У Горького в «На дне» время движется медленно. В первом акте у него: «Начало весны, утро». Клещ входит из сеней, несмотря на весну, замерзший: «Холодище собачий…» Во втором акте (где Станиславский делает осень): «Та же обстановка. Вечер». Кривой Зоб говорит: «Скоро весна, друг… тепло нам жить будет. Теперь уже в деревнях мужики сохи, бороны чинят… пахать налаживаются…» Можно предполагать по ожиданию тепла, по «той же обстановке» только не утром, а вечером, что первое и второе действия проходят в один и тот же день ранней весны.

Если обратить внимание на авторскую мизансцену, что Лука в финале первого действия подходит к постели Анны, а в начале второго, по ремарке, «сидит на табуретке у постели Анны», ясно, что продолжение действия застает его в прежнем положении. Так стыковываются по часам первый и второй акты.

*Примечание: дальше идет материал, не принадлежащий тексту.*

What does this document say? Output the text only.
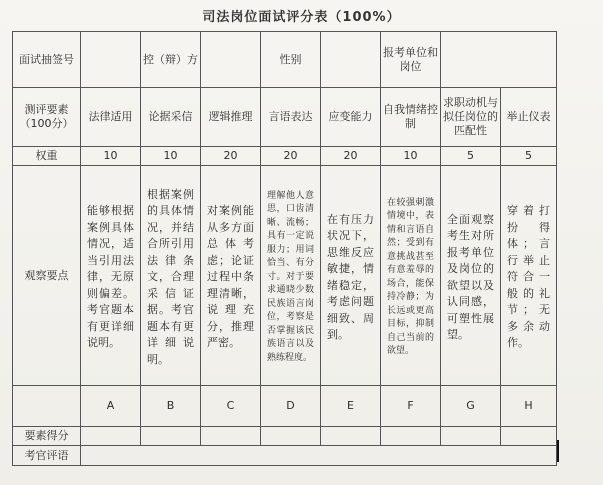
司法岗位面试评分表（100%）
面试抽签号		控（辩）方		性别		报考单位和岗位		
测评要素（100分）	法律适用	论据采信	逻辑推理	言语表达	应变能力	自我情绪控制	求职动机与拟任岗位的匹配性	举止仪表
权重	10	10	20	20	20	10	5	5
观察要点	能够根据案例具体情况，适当引用法律，无原则偏差。考官题本有更详细说明。	根据案例的具体情况，并结合所引用法律条文，合理采信证据。考官题本有更详细说明。	对案例能从多方面总体考虑；论证过程中条理清晰，说理充分，推理严密。	理解他人意思，口齿清晰、流畅；具有一定说服力；用词恰当、有分寸。对于要求通晓少数民族语言岗位，考察是否掌握该民族语言以及熟练程度。	在有压力状况下，思维反应敏捷，情绪稳定，考虑问题细致、周到。	在较强刺激情境中，表情和言语自然；受到有意挑战甚至有意羞辱的场合，能保持冷静；为长远或更高目标，抑制自己当前的欲望。	全面观察考生对所报考单位及岗位的欲望以及认同感，可塑性展望。	穿着打扮得体；言行举止符合一般的礼节；无多余动作。

	A	B	C	D	E	F	G	H
要素得分								
考官评语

Это подтверждается и тем, что Анна, близкий конец которой в первом акте ожидается, умирает во втором.

В третьем действии у Горького «ранняя весна» еще немного продвинулась: «недавно стаял снег», но бузина еще без почек. Затем между третьим и четвертым действиями следует разрыв во времени. По погоде — «На дворе ветер», по событиям — Наташа вышла из больницы, вылечившись от ожогов, а Василиса и Пепел все еще в тюрьме под следствием. Очевидно, вот тут-то прошли и весеннее цветение, и лето, и действительно наступила осень, когда глухой ночью повесился Актер.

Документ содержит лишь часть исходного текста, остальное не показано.